Firms can do more for society

Most businesses today are looking for opportunities that can promote the principles of shared value effectively.

Specifically, businesses are starting to shift focus from the obsession on Return on Investment or maximising profits, and short-term corporate social investments to address problems in society, thereby becoming leaders of positive change in the community.

This leads to long-term profits, relevance in society and a strong shared value.

One of the issues that keeps on coming up in the corporate world discussions is the need to innovate beyond processes or products.

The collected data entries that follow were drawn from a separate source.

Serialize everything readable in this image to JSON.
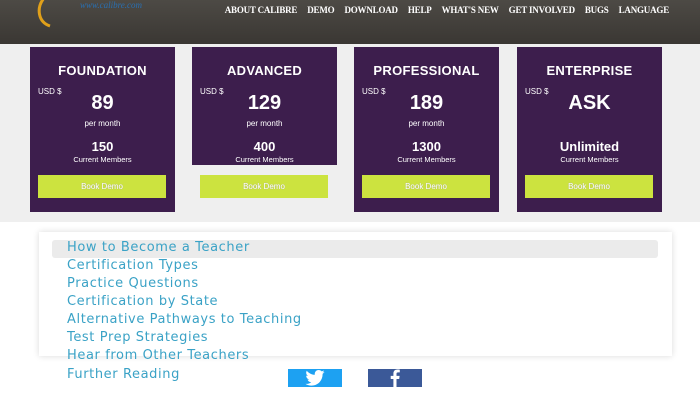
{
  "header": {
    "logo_text": "www.calibre.com",
    "nav": [
      "About Calibre",
      "Demo",
      "Download",
      "Help",
      "What's New",
      "Get Involved",
      "Bugs",
      "Language"
    ]
  },
  "pricing": {
    "cards": [
      {
        "title": "FOUNDATION",
        "currency": "USD $",
        "price": "89",
        "period": "per month",
        "members": "150",
        "members_label": "Current Members",
        "button": "Book Demo"
      },
      {
        "title": "ADVANCED",
        "currency": "USD $",
        "price": "129",
        "period": "per month",
        "members": "400",
        "members_label": "Current Members",
        "button": "Book Demo"
      },
      {
        "title": "PROFESSIONAL",
        "currency": "USD $",
        "price": "189",
        "period": "per month",
        "members": "1300",
        "members_label": "Current Members",
        "button": "Book Demo"
      },
      {
        "title": "ENTERPRISE",
        "currency": "USD $",
        "price": "ASK",
        "period": "",
        "members": "Unlimited",
        "members_label": "Current Members",
        "button": "Book Demo"
      }
    ]
  },
  "links": [
    "How to Become a Teacher",
    "Certification Types",
    "Practice Questions",
    "Certification by State",
    "Alternative Pathways to Teaching",
    "Test Prep Strategies",
    "Hear from Other Teachers",
    "Further Reading"
  ],
  "social": {
    "twitter_icon": "twitter-bird-icon",
    "facebook_icon": "facebook-f-icon"
  },
  "colors": {
    "card_bg": "#3d1e4d",
    "button": "#cce33f",
    "link": "#3aa2c6",
    "twitter": "#1da1f2",
    "facebook": "#3b5998"
  }
}
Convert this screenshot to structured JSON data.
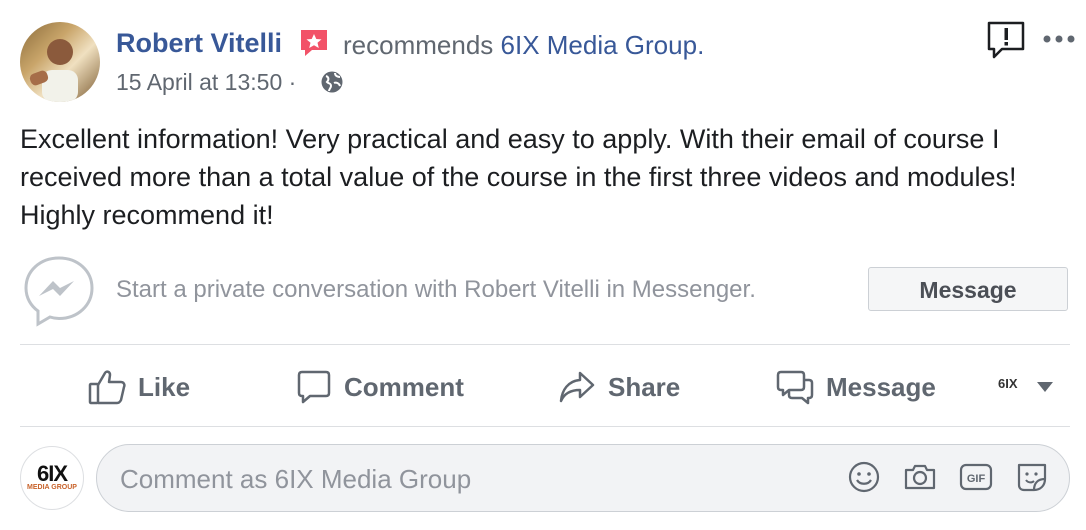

Businesses are becoming more aware of the need to find solutions for problems in the communities in which they operate.

This is an indication of a positive purpose and that the business is also thinking long-term.

As financial institutions, this does not necessarily discount our main task, which is to ensure the security of customers' funds and wealth creation.

It means integrating a positive purpose that helps us think about people more and the all-important human context to financial products.

Issues that were previously considered secondary for chief executives and board members – matters once handled by companies’ stakeholder-relations, marketing, CSI, and human resource departments – have become important determinants of the institution's capacity to create and sustain social environmental and economic value.

Such issues include job creation, health, education, climate change, poverty reduction, financial inclusion for minority groups, food security, and other aspects of environmental stewardship.

These are increasingly being recognised as bottom-line determinant issues in a world where technology, regulation, and other features of the operating environment can change quickly.

Additionally, more organisations are recognising that diversity in the workforce is not just a ‘nice to have’, it is a business imperative and is everyone’s responsibility.

By drawing from a diverse pool of individuals within the respective geographies, companies can attract and retain the best employees while offering exceptional value to clients and stakeholders.

At Stanbic Bank, for example, 48 per cent of the employees are women, 75 per cent of the total number of employees are below 40 years, and three were differently-abled as of December 2019.

As a financial institution that believes in shared value, Stanbic Bank, through its Foundation has embarked on financial inclusion programmes aimed at bringing to the banking sector across Kenya and South Sudan, those who have had limited or no access to financial services.

The designed interventions have the possibility of changing the lives and livelihoods of the targeted as well as empowering entrepreneurs to create wealth. When society benefits, businesses benefit.

On this purpose-driven focus, we have had to appreciate the context in which we are operating today. Under the Covid-19 pandemic, what role can we play to rebuild and rebound beyond donations and public proclamations?

We need to invest in long-term partnerships driven by a common agenda that is aligned with national government priorities.